“哎!痛!”
喬漪瀾的手被反扭在身後,疼痛使她清醒了幾分:“放手!放手!”
她使勁掙紮,卻掙脫不了,“你怎麽能這麽對待你的客人!”
“你再說一遍,你是誰的客人?”男人森冷的聲音響在耳邊。
“你的呀!”
“嗯?”
警鍾響起,喬漪瀾心頭一跳,不知爲何氣勢弱了幾分:“不過你要是不願意的話,直接說就好了呀。我也不會強迫你是不是,這事兒總要講究個你情我願的!”

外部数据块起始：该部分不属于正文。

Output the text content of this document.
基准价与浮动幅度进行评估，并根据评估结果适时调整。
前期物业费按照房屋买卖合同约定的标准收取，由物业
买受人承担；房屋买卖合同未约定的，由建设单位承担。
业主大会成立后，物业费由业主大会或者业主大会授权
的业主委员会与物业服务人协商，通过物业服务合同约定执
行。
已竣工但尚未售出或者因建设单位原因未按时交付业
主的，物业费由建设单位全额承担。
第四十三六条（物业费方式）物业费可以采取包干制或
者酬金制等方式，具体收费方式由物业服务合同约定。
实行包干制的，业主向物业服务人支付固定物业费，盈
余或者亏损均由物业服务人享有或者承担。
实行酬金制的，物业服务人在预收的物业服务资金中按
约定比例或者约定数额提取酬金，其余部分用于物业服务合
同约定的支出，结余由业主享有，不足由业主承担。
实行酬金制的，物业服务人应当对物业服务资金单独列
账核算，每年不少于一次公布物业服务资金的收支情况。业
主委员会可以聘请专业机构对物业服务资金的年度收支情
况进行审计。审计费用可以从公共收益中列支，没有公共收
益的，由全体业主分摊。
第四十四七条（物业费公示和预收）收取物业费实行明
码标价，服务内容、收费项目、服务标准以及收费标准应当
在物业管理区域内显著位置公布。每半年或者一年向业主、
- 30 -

男人冷笑連連,手上加重了力氣:“我看你是真的不想活了!”
喬漪瀾痛的龇牙咧嘴,也有點生氣了。
古代的鴨,都他媽這麽嚣張嗎?
她倔勁兒上來,扭過頭從鼻孔裏哼了一聲,“我銀子都給了,不好好伺候我,你拿什麽喬呢!這春日坊是怎麽調教的,一點規矩都不懂!”
出來賣的,還裝模作樣的給誰看呢!
沈煜卿的臉色頓時黑如鍋底。
他怒火中燒,直接一掌揮了過去,勢必要給喬漪瀾一個難忘的教訓。
喬漪瀾瞪大雙眼,感覺到掌風中攜帶的殺意,不知道從哪兒來的一股力氣,掙脫了男人的手,幾個打滾躲了過去。
掌風劈在她剛才的位置上,爆出一個不小的坑,碎裂的石塊還擦到了她的額頭,留下一道紅痕。
她心下駭然,整個人徹底清醒了。
這一掌要真打在她身上,她不死也得半殘。
“你……你到底是什麽人?”
她驚恐的看着男人,與死神擦肩而過,再傻也知道眼前的這個人絕對不是什麽小倌!
沈煜卿喘着氣兒,努力調整内息。
他中了藥,内力本就絮亂,剛才那一掌幾乎讓他丹田空虛,惱人的燥熱沒了壓制,更是在他體内橫沖直撞。
聽到喬漪瀾的聲音,他冷眼掃過去,正想開口譏諷,卻愣了一下,眸色微深,“女人?”
喬漪瀾一愣,這才發現她頭上束發的簪子掉在了地上,一頭秀發披散在肩頭。
她連忙撿起簪子,重新将頭發束了起來。
“沒想到京城裏還有這般大膽的女人,竟然敢來花樓尋歡作樂?”沈煜卿似笑非笑。
瞧她一身打扮,又出手闊綽,不是官家小姐就是富商千金,從哪兒養出來膽子尋花問柳,被人發現也不怕沉了豬籠。
他撚了撚手指,剛才就覺得,這女人的手摸起來細膩柔滑的不像個男人。
喬漪瀾猶在害怕,卻還是不服氣的嘟囔了句:“我爲什麽不敢?”
現代的時候,她還敢頂風作案去招呢!
不過這運氣真差,兩次招,一次死了,一次差點又死了。
沈煜卿的目光漸漸變得幽深,盯着女人的臉不知道在想些什麽,好半天後才粗粗的喘了口氣,别過頭去:“滾吧!快滾!”
“滾就滾!”喬漪瀾爬起來,轉身就跑。
跑了兩步又停了下來。
沈煜卿蹙眉。
喬漪瀾躊躇了半天,還是輕手輕腳的又走了回來,一邊盯着男人,一邊快速的将地上的金銀細軟往懷裏塞去。